Councillors at a full meeting of the Gold Coast City Council were unanimous yesterday, backing a trial which will cost ratepayers about $300,000.
The decision means after employing expert consultants, officers by February will have a better understanding of the economic viability of a ferry system on Coast waterways.
Councillors will return in March to vote on progressing the system in the Nerang River and throughout the Broadwater. At that meeting they will consider a memorandum of understanding with the State Government which determines responsibility for issues such as funding pontoons and the ticketing system.
Councillor Tate told the Bulletin: “This will be market tested. The proponent out there will let us know what is the high demand (routes).
“This is another example where State Government, City of Gold Coast and Gold Coast Waterways Authority are all aboard.”
Fourteen have been potential stops identified from Tipplers south to Metricon Stadium at Carrara but not all may make it to trial.
Councillors were told the trial would see a ferry operate at the six knot speed limit where required.
But Cr Tate said a wave expert employed for the study meant “there was no problem in cranking it up to 10”.
“During the trial we will be keeping to the speed limit.
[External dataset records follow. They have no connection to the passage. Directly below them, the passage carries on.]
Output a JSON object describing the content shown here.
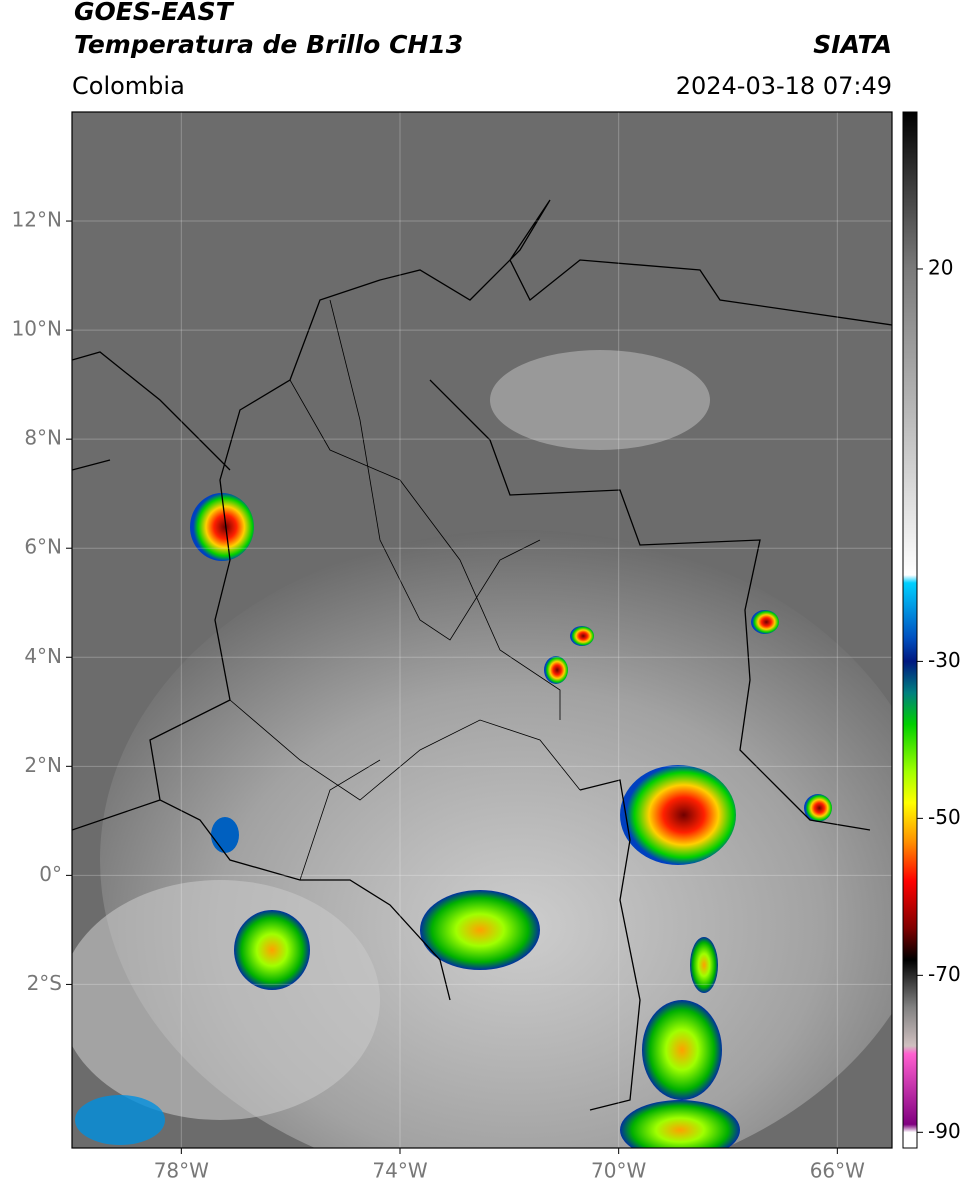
{
  "header": {
    "title": "GOES-EAST",
    "subtitle": "Temperatura de Brillo CH13",
    "source": "SIATA",
    "region": "Colombia",
    "datetime": "2024-03-18 07:49"
  },
  "map": {
    "xlim": [
      -80,
      -65
    ],
    "ylim": [
      -5,
      14
    ],
    "xticks": [
      {
        "value": -78,
        "label": "78°W"
      },
      {
        "value": -74,
        "label": "74°W"
      },
      {
        "value": -70,
        "label": "70°W"
      },
      {
        "value": -66,
        "label": "66°W"
      }
    ],
    "yticks": [
      {
        "value": 12,
        "label": "12°N"
      },
      {
        "value": 10,
        "label": "10°N"
      },
      {
        "value": 8,
        "label": "8°N"
      },
      {
        "value": 6,
        "label": "6°N"
      },
      {
        "value": 4,
        "label": "4°N"
      },
      {
        "value": 2,
        "label": "2°N"
      },
      {
        "value": 0,
        "label": "0°"
      },
      {
        "value": -2,
        "label": "2°S"
      }
    ],
    "grid": true
  },
  "colorbar": {
    "lim": [
      -92,
      40
    ],
    "ticks": [
      20,
      -30,
      -50,
      -70,
      -90
    ],
    "colormap": [
      {
        "value": 40,
        "color": "#000000"
      },
      {
        "value": 30,
        "color": "#404040"
      },
      {
        "value": 20,
        "color": "#7a7a7a"
      },
      {
        "value": -19,
        "color": "#ffffff"
      },
      {
        "value": -20,
        "color": "#00d0ff"
      },
      {
        "value": -27,
        "color": "#0050c0"
      },
      {
        "value": -30,
        "color": "#001880"
      },
      {
        "value": -34,
        "color": "#008080"
      },
      {
        "value": -38,
        "color": "#00d000"
      },
      {
        "value": -44,
        "color": "#a0ff00"
      },
      {
        "value": -48,
        "color": "#ffff00"
      },
      {
        "value": -53,
        "color": "#ff9000"
      },
      {
        "value": -58,
        "color": "#ff0000"
      },
      {
        "value": -64,
        "color": "#800000"
      },
      {
        "value": -68,
        "color": "#000000"
      },
      {
        "value": -74,
        "color": "#808080"
      },
      {
        "value": -79,
        "color": "#d0c0c0"
      },
      {
        "value": -80,
        "color": "#ff60d0"
      },
      {
        "value": -89,
        "color": "#800080"
      },
      {
        "value": -90,
        "color": "#ffffff"
      },
      {
        "value": -92,
        "color": "#ffffff"
      }
    ]
  }
}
But the speed limit from Labrador all the way past Southport there kicks into 40kmh, so to Couran Cove and Tipplers that’s pretty quick,” he said.
“My attitude is stick to the speed limit during the trial, when the Minister and I are on board with the special equipment to test wave energy, crank it up a few notches.
“If we can get it going at 10 to 12 knots it means there are more frequency of boats ... it’s more economically viable if the ferry’s moving faster.”